## Stream: general

### Topic: universe max

#### Kenny Lau (Jul 12 2019 at 07:35):

example : (Type (max u v) ≃ Type u) ⊕ (Type (max u v) ≃ Type v) := sorry


#### Kenny Lau (Jul 12 2019 at 07:35):

Is this provable?

#### Floris van Doorn (Jul 12 2019 at 07:53):

I don't know, but if it is provable it's going to be tricky, since you cannot case on u <= v. Maybe there is a model where max u v is interpreted as some other function than max(u,v), growing more quickly?

e.g. max(u,v)+1

#### Mario Carneiro (Jul 12 2019 at 15:05):

It's not provable. The structure of universe levels is a very weak subtheory of PA; since there is no induction all the facts you get about general variables have to be given to you at the start. In short: if it's not obviously true, it's false

#### Mario Carneiro (Jul 12 2019 at 15:07):

In fact it's not even necessarily totally ordered, which gives a simple counterexample

#### Keeley Hoek (Jul 13 2019 at 03:47):

I know I've kind-of asked this before, but why would anyone want type theory to be like this? Is it just because extras (e.g. universes basically being nat) isn't needed in the bare-minimum you need to make everything work?

#### Mario Carneiro (Jul 13 2019 at 18:20):

It genuinely makes the theory axiomatically stronger. The problem with just adding these things is that there is always another meta level.

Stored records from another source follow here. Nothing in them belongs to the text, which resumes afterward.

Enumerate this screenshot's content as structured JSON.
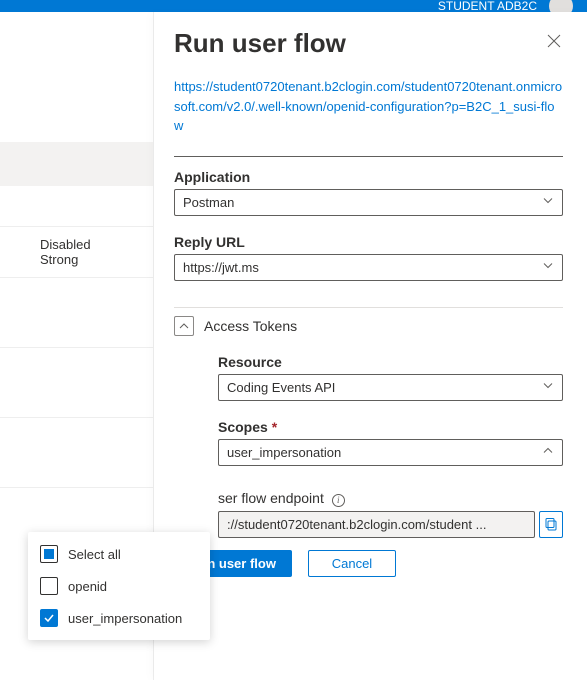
{
  "topbar": {
    "tenant_label": "STUDENT ADB2C"
  },
  "left": {
    "val1": "Disabled",
    "val2": "Strong"
  },
  "panel": {
    "title": "Run user flow",
    "metadata_url": "https://student0720tenant.b2clogin.com/student0720tenant.onmicrosoft.com/v2.0/.well-known/openid-configuration?p=B2C_1_susi-flow",
    "app_label": "Application",
    "app_value": "Postman",
    "reply_label": "Reply URL",
    "reply_value": "https://jwt.ms",
    "tokens_header": "Access Tokens",
    "resource_label": "Resource",
    "resource_value": "Coding Events API",
    "scopes_label": "Scopes",
    "scopes_value": "user_impersonation",
    "endpoint_label": "ser flow endpoint",
    "endpoint_value": "://student0720tenant.b2clogin.com/student ...",
    "run_label": "Run user flow",
    "cancel_label": "Cancel"
  },
  "popup": {
    "select_all": "Select all",
    "opt1": "openid",
    "opt2": "user_impersonation"
  }
}
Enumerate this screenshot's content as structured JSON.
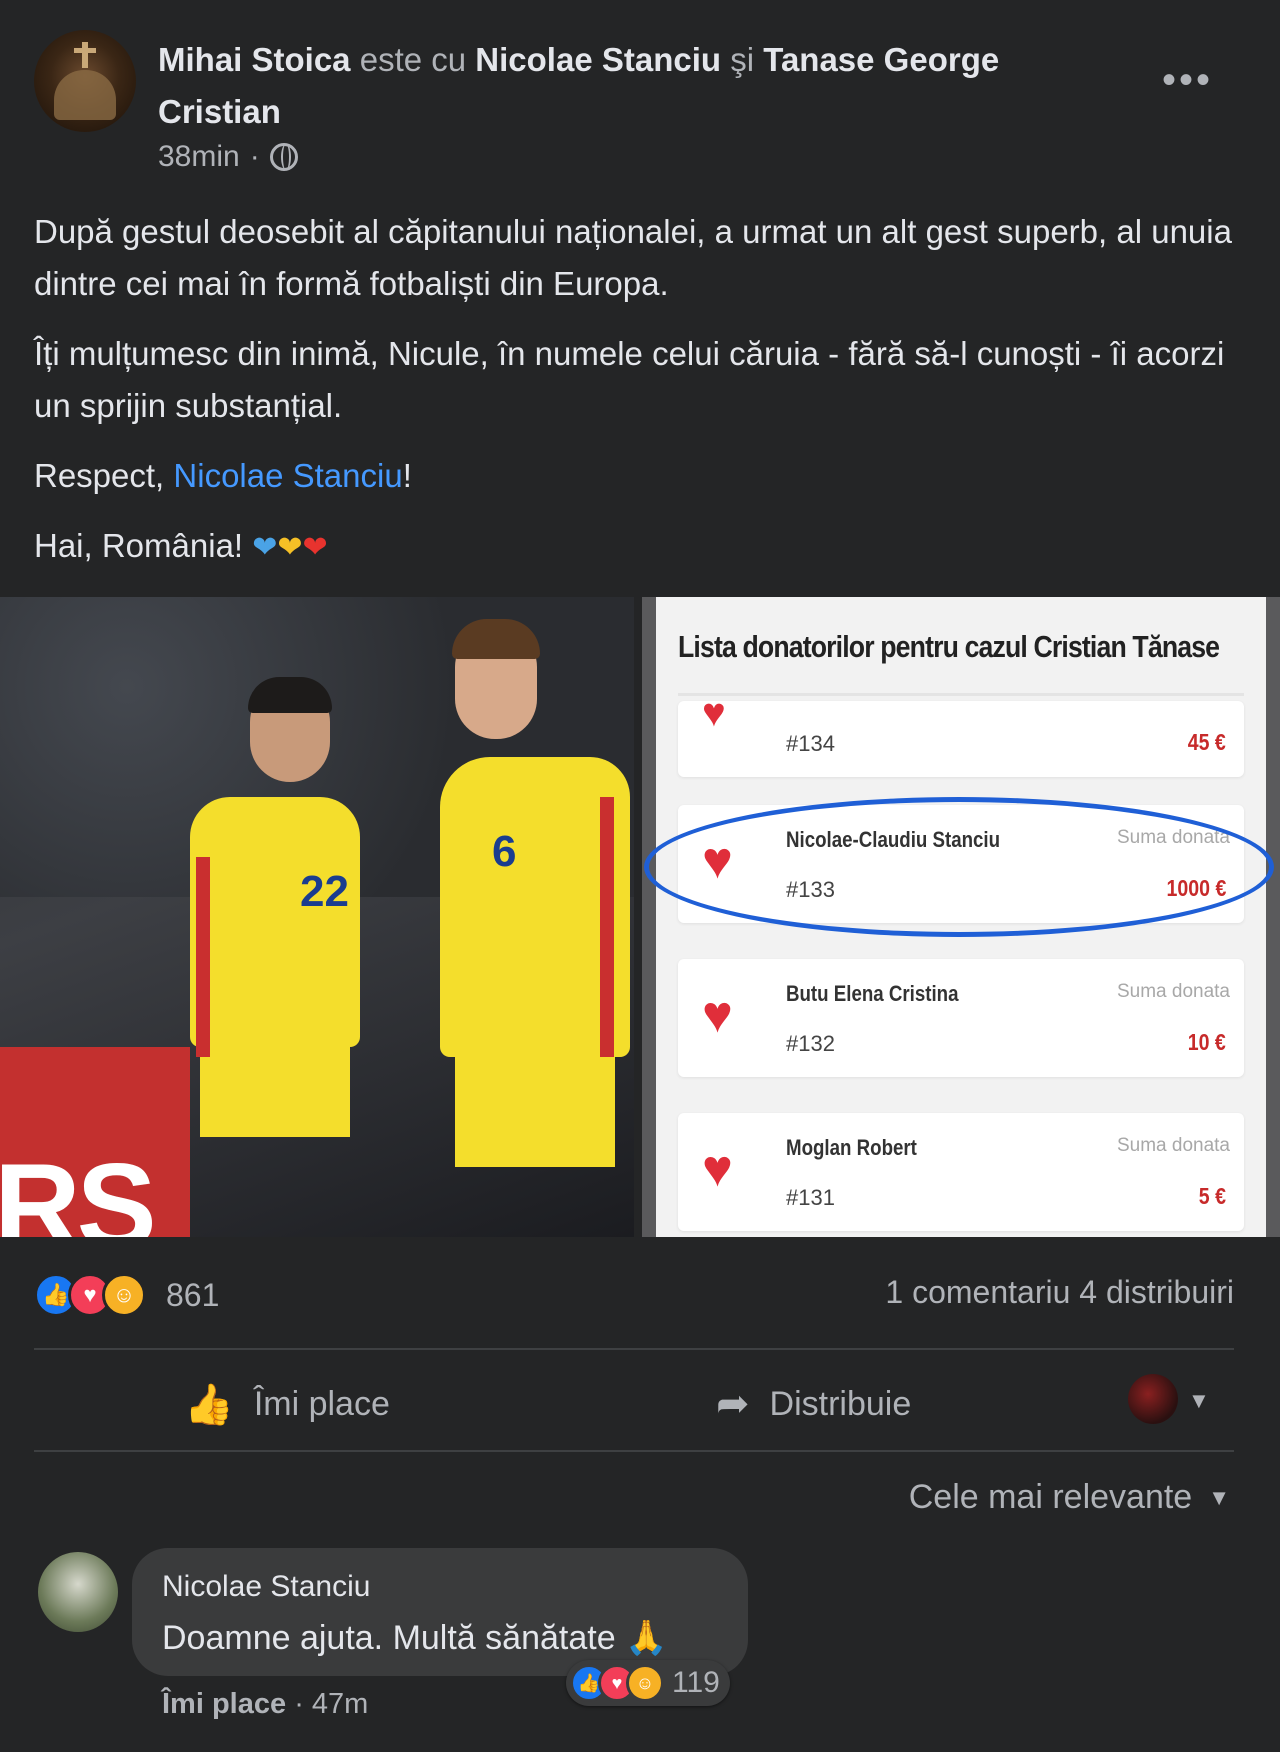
{
  "post": {
    "author": "Mihai Stoica",
    "with_word": "este cu",
    "tagged1": "Nicolae Stanciu",
    "and_word": "şi",
    "tagged2": "Tanase George Cristian",
    "time": "38min",
    "separator": "·",
    "more": "•••",
    "para1": "După  gestul deosebit al căpitanului naționalei, a urmat un alt gest superb, al unuia dintre cei mai în formă fotbaliști din Europa.",
    "para2": "Îți mulțumesc din inimă, Nicule, în numele celui căruia - fără să-l cunoști - îi acorzi un sprijin substanțial.",
    "para3_before": "Respect, ",
    "para3_link": "Nicolae Stanciu",
    "para3_after": "!",
    "para4": "Hai, România!",
    "emoji_hearts": [
      "❤",
      "❤",
      "❤"
    ]
  },
  "photo": {
    "banner_text": "RS",
    "number_left": "22",
    "number_right": "6"
  },
  "screenshot": {
    "title": "Lista donatorilor pentru cazul Cristian Tănase",
    "donations": [
      {
        "name": "",
        "id": "#134",
        "label": "",
        "sum": "45 €"
      },
      {
        "name": "Nicolae-Claudiu Stanciu",
        "id": "#133",
        "label": "Suma donata",
        "sum": "1000 €"
      },
      {
        "name": "Butu Elena Cristina",
        "id": "#132",
        "label": "Suma donata",
        "sum": "10 €"
      },
      {
        "name": "Moglan Robert",
        "id": "#131",
        "label": "Suma donata",
        "sum": "5 €"
      }
    ]
  },
  "stats": {
    "reactions": "861",
    "comments": "1 comentariu",
    "shares": "4 distribuiri"
  },
  "actions": {
    "like": "Îmi place",
    "share": "Distribuie"
  },
  "sort": {
    "label": "Cele mai relevante"
  },
  "comment": {
    "author": "Nicolae Stanciu",
    "text": "Doamne ajuta. Multă sănătate",
    "emoji": "🙏",
    "reactions": "119",
    "like": "Îmi place",
    "time": "47m"
  }
}
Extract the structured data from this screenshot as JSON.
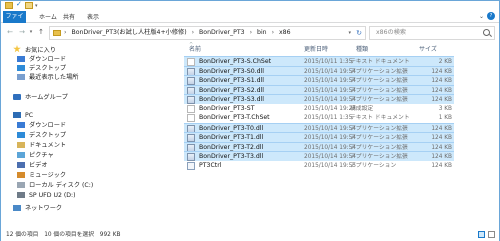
{
  "ribbon": {
    "tabs": {
      "file": "ファイル",
      "home": "ホーム",
      "share": "共有",
      "view": "表示"
    },
    "expand_icon": "chevron-down-icon",
    "help_label": "?"
  },
  "titlebar": {
    "sep_glyph": "▾"
  },
  "nav": {
    "back": "←",
    "forward": "→",
    "dropdown": "▾",
    "up": "↑"
  },
  "address": {
    "crumbs": [
      "BonDriver_PT3(お試し人柱版4+小修修)",
      "BonDriver_PT3",
      "bin",
      "x86"
    ],
    "separator": "›",
    "dropdown": "▾",
    "refresh": "↻"
  },
  "search": {
    "placeholder": "x86の検索"
  },
  "sidebar": {
    "items": [
      {
        "label": "お気に入り",
        "icon": "star-icon"
      },
      {
        "label": "ダウンロード",
        "icon": "download-icon"
      },
      {
        "label": "デスクトップ",
        "icon": "desktop-icon"
      },
      {
        "label": "最近表示した場所",
        "icon": "recent-places-icon"
      },
      {
        "label": "ホームグループ",
        "icon": "homegroup-icon"
      },
      {
        "label": "PC",
        "icon": "pc-icon"
      },
      {
        "label": "ダウンロード",
        "icon": "download-icon"
      },
      {
        "label": "デスクトップ",
        "icon": "desktop-icon"
      },
      {
        "label": "ドキュメント",
        "icon": "documents-icon"
      },
      {
        "label": "ピクチャ",
        "icon": "pictures-icon"
      },
      {
        "label": "ビデオ",
        "icon": "videos-icon"
      },
      {
        "label": "ミュージック",
        "icon": "music-icon"
      },
      {
        "label": "ローカル ディスク (C:)",
        "icon": "drive-icon"
      },
      {
        "label": "SP UFD U2 (D:)",
        "icon": "usb-drive-icon"
      },
      {
        "label": "ネットワーク",
        "icon": "network-icon"
      }
    ]
  },
  "columns": {
    "name": "名前",
    "date": "更新日時",
    "type": "種類",
    "size": "サイズ",
    "sort_glyph": "^"
  },
  "files": [
    {
      "name": "BonDriver_PT3-S.ChSet",
      "date": "2015/10/11 1:35",
      "type": "テキスト ドキュメント",
      "size": "2 KB",
      "selected": true,
      "icon": "text-file-icon"
    },
    {
      "name": "BonDriver_PT3-S0.dll",
      "date": "2015/10/14 19:54",
      "type": "アプリケーション拡張",
      "size": "124 KB",
      "selected": true,
      "icon": "dll-file-icon"
    },
    {
      "name": "BonDriver_PT3-S1.dll",
      "date": "2015/10/14 19:54",
      "type": "アプリケーション拡張",
      "size": "124 KB",
      "selected": true,
      "icon": "dll-file-icon"
    },
    {
      "name": "BonDriver_PT3-S2.dll",
      "date": "2015/10/14 19:54",
      "type": "アプリケーション拡張",
      "size": "124 KB",
      "selected": true,
      "icon": "dll-file-icon"
    },
    {
      "name": "BonDriver_PT3-S3.dll",
      "date": "2015/10/14 19:54",
      "type": "アプリケーション拡張",
      "size": "124 KB",
      "selected": true,
      "icon": "dll-file-icon"
    },
    {
      "name": "BonDriver_PT3-ST",
      "date": "2015/10/14 19:27",
      "type": "構成設定",
      "size": "3 KB",
      "selected": false,
      "icon": "settings-file-icon"
    },
    {
      "name": "BonDriver_PT3-T.ChSet",
      "date": "2015/10/11 1:35",
      "type": "テキスト ドキュメント",
      "size": "1 KB",
      "selected": false,
      "icon": "text-file-icon"
    },
    {
      "name": "BonDriver_PT3-T0.dll",
      "date": "2015/10/14 19:54",
      "type": "アプリケーション拡張",
      "size": "124 KB",
      "selected": true,
      "icon": "dll-file-icon"
    },
    {
      "name": "BonDriver_PT3-T1.dll",
      "date": "2015/10/14 19:54",
      "type": "アプリケーション拡張",
      "size": "124 KB",
      "selected": true,
      "icon": "dll-file-icon"
    },
    {
      "name": "BonDriver_PT3-T2.dll",
      "date": "2015/10/14 19:54",
      "type": "アプリケーション拡張",
      "size": "124 KB",
      "selected": true,
      "icon": "dll-file-icon"
    },
    {
      "name": "BonDriver_PT3-T3.dll",
      "date": "2015/10/14 19:54",
      "type": "アプリケーション拡張",
      "size": "124 KB",
      "selected": true,
      "icon": "dll-file-icon"
    },
    {
      "name": "PT3Ctrl",
      "date": "2015/10/14 19:55",
      "type": "アプリケーション",
      "size": "124 KB",
      "selected": false,
      "icon": "exe-file-icon"
    }
  ],
  "status": {
    "text": "12 個の項目　10 個の項目を選択　992 KB"
  },
  "colors": {
    "accent": "#1979ca",
    "selection": "#cde8fb",
    "selection_border": "#a6d0f3"
  }
}
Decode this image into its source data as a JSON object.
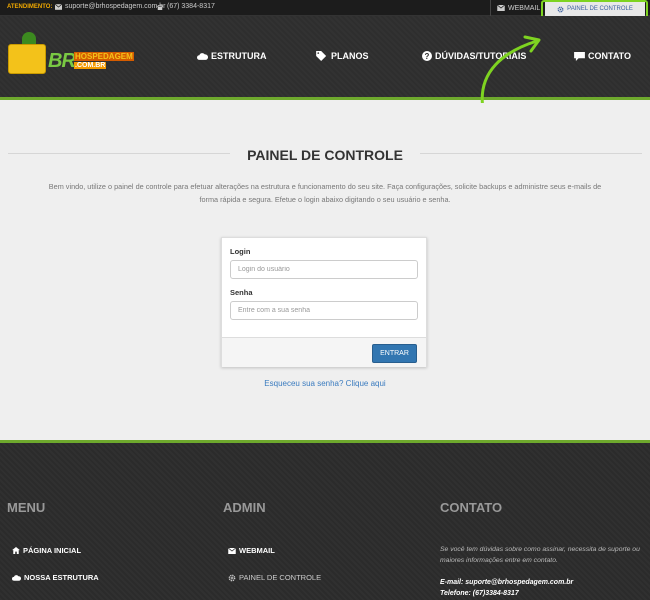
{
  "topbar": {
    "attendance_label": "ATENDIMENTO:",
    "email": "suporte@brhospedagem.com.br",
    "phone": "(67) 3384-8317",
    "webmail": "WEBMAIL",
    "control_panel": "PAINEL DE CONTROLE"
  },
  "logo": {
    "br": "BR",
    "hospedagem": "HOSPEDAGEM",
    "com": ".COM.BR"
  },
  "nav": [
    {
      "label": "ESTRUTURA",
      "icon": "cloud-icon"
    },
    {
      "label": "PLANOS",
      "icon": "tags-icon"
    },
    {
      "label": "DÚVIDAS/TUTORIAIS",
      "icon": "question-icon"
    },
    {
      "label": "CONTATO",
      "icon": "chat-icon"
    }
  ],
  "main": {
    "title": "PAINEL DE CONTROLE",
    "intro_line1": "Bem vindo, utilize o painel de controle para efetuar alterações na estrutura e funcionamento do seu site. Faça configurações, solicite backups e administre seus e-mails de",
    "intro_line2": "forma rápida e segura. Efetue o login abaixo digitando o seu usuário e senha."
  },
  "login_form": {
    "login_label": "Login",
    "login_placeholder": "Login do usuário",
    "password_label": "Senha",
    "password_placeholder": "Entre com a sua senha",
    "submit": "ENTRAR",
    "forgot": "Esqueceu sua senha? Clique aqui"
  },
  "footer": {
    "menu_title": "MENU",
    "menu_items": [
      "PÁGINA INICIAL",
      "NOSSA ESTRUTURA"
    ],
    "admin_title": "ADMIN",
    "admin_items": [
      "WEBMAIL",
      "PAINEL DE CONTROLE"
    ],
    "contact_title": "CONTATO",
    "contact_text": "Se você tem dúvidas sobre como assinar, necessita de suporte ou maiores informações entre em contato.",
    "contact_email": "E-mail: suporte@brhospedagem.com.br",
    "contact_phone": "Telefone: (67)3384-8317"
  },
  "colors": {
    "accent_green": "#6ea92d",
    "highlight_green": "#7ed321",
    "button_blue": "#3276b1"
  }
}
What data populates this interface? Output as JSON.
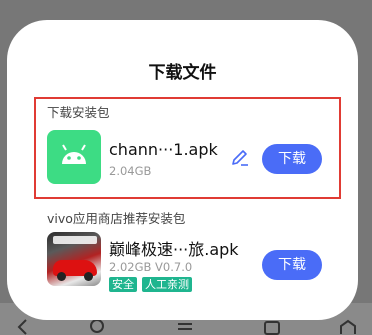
{
  "dialog": {
    "title": "下载文件",
    "package_section_label": "下载安装包",
    "store_section_label": "vivo应用商店推荐安装包"
  },
  "package": {
    "name": "chann···1.apk",
    "size": "2.04GB",
    "download_label": "下载"
  },
  "recommended": {
    "name": "巅峰极速···旅.apk",
    "meta": "2.02GB  V0.7.0",
    "badges": [
      "安全",
      "人工亲测"
    ],
    "download_label": "下载"
  },
  "colors": {
    "accent": "#4a6cf7",
    "highlight": "#e03b34",
    "android": "#3ddc84",
    "badge": "#1fb58f"
  },
  "icons": [
    "android-icon",
    "edit-icon",
    "game-icon",
    "back-icon",
    "search-icon",
    "menu-icon",
    "tabs-icon",
    "home-icon"
  ]
}
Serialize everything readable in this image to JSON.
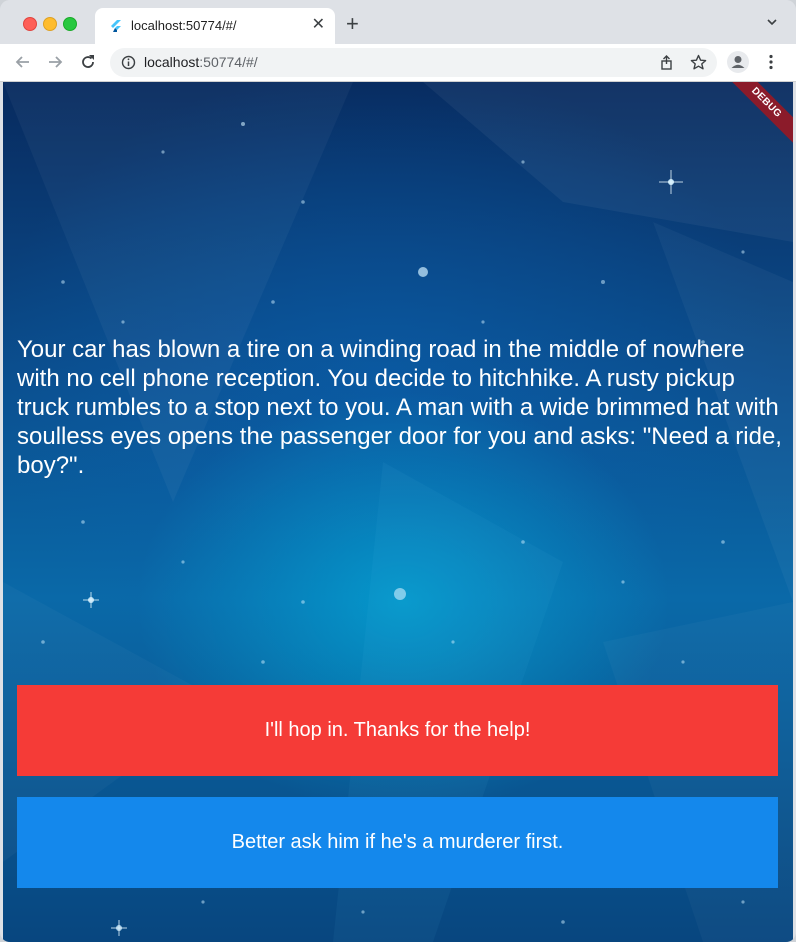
{
  "browser": {
    "tab_title": "localhost:50774/#/",
    "url_host": "localhost",
    "url_rest": ":50774/#/",
    "close_glyph": "✕",
    "new_tab_glyph": "+"
  },
  "app": {
    "debug_banner": "DEBUG",
    "story_text": "Your car has blown a tire on a winding road in the middle of nowhere with no cell phone reception. You decide to hitchhike. A rusty pickup truck rumbles to a stop next to you. A man with a wide brimmed hat with soulless eyes opens the passenger door for you and asks: \"Need a ride, boy?\".",
    "choice1_label": "I'll hop in. Thanks for the help!",
    "choice2_label": "Better ask him if he's a murderer first.",
    "choice1_color": "#f53b37",
    "choice2_color": "#1488ec"
  },
  "icons": [
    "flutter-favicon-icon",
    "back-arrow-icon",
    "forward-arrow-icon",
    "reload-icon",
    "info-icon",
    "share-icon",
    "star-icon",
    "profile-icon",
    "kebab-menu-icon",
    "chevron-down-icon",
    "close-icon"
  ]
}
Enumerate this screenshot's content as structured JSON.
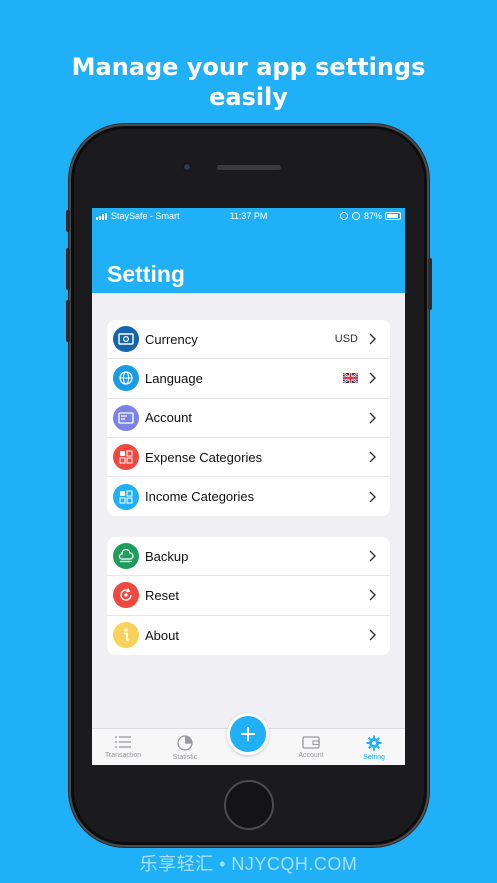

The whole point of universes in the first place is that you get a type that can act as a meta theory over the first universe, and another one after that, "and so on". If you start taking that structure too seriously you will want to get a meta level above that, and the theory will become more complicated and powerful still and you still won't be happy because there are now more things that you can say but not prove.

#### Kevin Buzzard (Jul 13 2019 at 20:05):

Remember -- we only even have universes because Type in Type is inconsistent :-) Let's not take them too seriously.